Now, there was "slightly" less film history in 1952 and more room for twenty year old films to appear on the list-but even when you look at the 1962 list, Citizen Kane was only 21 years old when it first claimed the top spot and was still only 31 years old in 1972. L'avventura was only 2 years old when it appeared on the 1962 list. Federico Fellini's 8 1/2 was only 9 years old when it appeared on the 1972 list. Now, in 2012, there are no films from the last five, ten, twenty or even thirty years in the top ten. No Pulp Fiction or Schindler's List. No There Will Be Blood or Fargo. The Godfather and The Godfather Part II, which appeared together on the  2002 list, have now fallen out of the top ten. This may be due to the rule change that wouln't allow them to be counted as one film.. A Martin Scorsese film has also never appeared in the top ten. Taxi Driver is ranked 31 this year, tieing with The Godfather Part IIRaging Bull, and Goodfellas are not ranked within the top 50.

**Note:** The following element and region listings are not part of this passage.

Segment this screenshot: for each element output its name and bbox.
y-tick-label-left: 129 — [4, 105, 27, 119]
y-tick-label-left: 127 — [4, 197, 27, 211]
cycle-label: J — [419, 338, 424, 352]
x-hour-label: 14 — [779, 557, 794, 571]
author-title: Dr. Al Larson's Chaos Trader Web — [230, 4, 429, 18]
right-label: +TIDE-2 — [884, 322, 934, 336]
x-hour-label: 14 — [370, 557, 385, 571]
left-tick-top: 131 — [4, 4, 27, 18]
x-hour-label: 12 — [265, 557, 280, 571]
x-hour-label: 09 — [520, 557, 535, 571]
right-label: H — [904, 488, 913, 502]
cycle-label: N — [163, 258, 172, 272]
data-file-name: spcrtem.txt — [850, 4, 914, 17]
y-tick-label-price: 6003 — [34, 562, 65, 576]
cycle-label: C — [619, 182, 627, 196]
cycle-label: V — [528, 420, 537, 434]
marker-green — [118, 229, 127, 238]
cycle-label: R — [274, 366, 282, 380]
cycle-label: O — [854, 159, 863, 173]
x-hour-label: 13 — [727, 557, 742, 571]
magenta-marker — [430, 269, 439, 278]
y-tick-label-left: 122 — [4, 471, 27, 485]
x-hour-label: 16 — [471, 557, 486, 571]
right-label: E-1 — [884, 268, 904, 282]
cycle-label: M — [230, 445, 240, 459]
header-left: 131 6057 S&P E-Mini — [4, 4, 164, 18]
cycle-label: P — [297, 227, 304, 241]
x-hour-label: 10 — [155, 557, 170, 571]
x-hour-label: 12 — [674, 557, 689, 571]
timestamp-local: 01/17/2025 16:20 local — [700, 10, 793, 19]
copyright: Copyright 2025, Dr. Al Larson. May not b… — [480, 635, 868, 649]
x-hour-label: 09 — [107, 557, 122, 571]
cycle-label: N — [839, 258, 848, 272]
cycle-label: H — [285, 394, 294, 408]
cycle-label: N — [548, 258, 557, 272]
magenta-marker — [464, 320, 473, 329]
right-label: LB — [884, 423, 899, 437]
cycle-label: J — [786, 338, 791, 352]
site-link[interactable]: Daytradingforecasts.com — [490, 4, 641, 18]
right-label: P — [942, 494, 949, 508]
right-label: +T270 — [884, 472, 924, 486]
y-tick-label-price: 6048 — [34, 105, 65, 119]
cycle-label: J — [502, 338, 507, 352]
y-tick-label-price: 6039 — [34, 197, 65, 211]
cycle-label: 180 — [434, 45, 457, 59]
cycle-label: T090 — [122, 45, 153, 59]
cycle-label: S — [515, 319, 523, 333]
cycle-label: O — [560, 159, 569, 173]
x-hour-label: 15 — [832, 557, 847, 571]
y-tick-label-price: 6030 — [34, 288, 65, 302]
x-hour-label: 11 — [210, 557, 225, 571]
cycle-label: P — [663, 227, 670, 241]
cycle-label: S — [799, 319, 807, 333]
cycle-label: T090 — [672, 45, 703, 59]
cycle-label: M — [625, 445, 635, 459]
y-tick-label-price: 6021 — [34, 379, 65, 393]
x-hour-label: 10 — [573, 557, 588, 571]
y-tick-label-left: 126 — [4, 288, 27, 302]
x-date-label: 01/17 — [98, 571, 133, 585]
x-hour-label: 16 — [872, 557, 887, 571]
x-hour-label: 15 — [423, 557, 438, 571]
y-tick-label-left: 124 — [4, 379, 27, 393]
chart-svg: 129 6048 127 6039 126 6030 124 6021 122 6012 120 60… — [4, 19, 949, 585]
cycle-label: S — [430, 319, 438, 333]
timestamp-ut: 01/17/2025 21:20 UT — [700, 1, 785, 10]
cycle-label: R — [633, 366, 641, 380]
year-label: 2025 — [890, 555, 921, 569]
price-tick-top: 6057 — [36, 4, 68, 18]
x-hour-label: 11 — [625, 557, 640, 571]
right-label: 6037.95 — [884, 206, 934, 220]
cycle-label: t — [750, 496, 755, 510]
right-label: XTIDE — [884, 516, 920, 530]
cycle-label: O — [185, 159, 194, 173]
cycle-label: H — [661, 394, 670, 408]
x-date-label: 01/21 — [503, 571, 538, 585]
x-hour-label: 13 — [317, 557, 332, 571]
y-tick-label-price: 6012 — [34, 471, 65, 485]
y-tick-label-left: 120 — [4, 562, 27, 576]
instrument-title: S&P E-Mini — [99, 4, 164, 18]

For reference, this is the top ten for 2012:

1. Vertigo (1958, Hitchcock)
2. Citizen Kane (1941, Welles)
3. Tokyo Story (1953, Yasujiro Ozu)
4. The Rules of the Game (1939, Jean Renoir)
5. Sunrise (1927, F.W. Murnau)
6. 2001: A Space Odyssey (1968, Stanley Kubrick)
7. The Searchers (1956, John Ford)
8. Man With a Movie Camera (1928, Dziga Vertov)
9. The Passion of Joan of Arc (1928, Carl Theodor Dreyer)
10. 8/12 (1963, Federico Fellini,)

Now, I've seen eight of the 10 films listed (I still haven't seen Sunrise or Man With a Movie Camera) and while it's a more than respectable list, it does feel a little boxed in. While the voters didn't sit down and decide not to have any post sixties films in the top ten, it's unfortunate that many of the great films from the 70s, 80s, 90s and the last decade are only represented outside of the top ten.

Now, Casablanca is my favourite film and it's not ranked at all. While I understand it's not as revolutionary as Citizen Kane or as psychologically probing or disturbing as Vertigo, its characters are as memorable and enjoyable as the ones in the aforementioned films, and while its filmed in a very classical Hollywood style, its images, the closeups of Bogie and Bergman, among others, really resonate. While I'm not a voter I've decided to throw out a top ten made up of personal favourites and films I just feel are great.

1. Casablanca (1943, Michael Curtiz)
2. Rear Window (1954, Hitchcock)
3. The Apartment (1960, Billy Wilder)
4. 12 Angry Men (1957, Sidney Lumet)
5. Citizen Kane (1941, Welles)
6. The Passion of Joan of Arc (1928, Dreyer)
7. Vertigo (1958, Hitchcock)
8. Taxi Driver (1976, Scorsese)
9. The Godfather (1972, Francis Ford Coppola)
10. Psycho (1960, Hitchcock)

And look, I only have one film from the seventies. Aren't I hypocritical. Pot, Kettle.There's also so many I left out! Singin' in the Rain!, GFII!, Goodfellas! Damn you lists! Anyway, those are some of my thoughts regarding the new Sight & Sound Poll. Whatever meaning lists like S&S have, if they make you want to revisit films you haven't seen for a while or discover one you've never seen, well, I think that's a pretty good thing.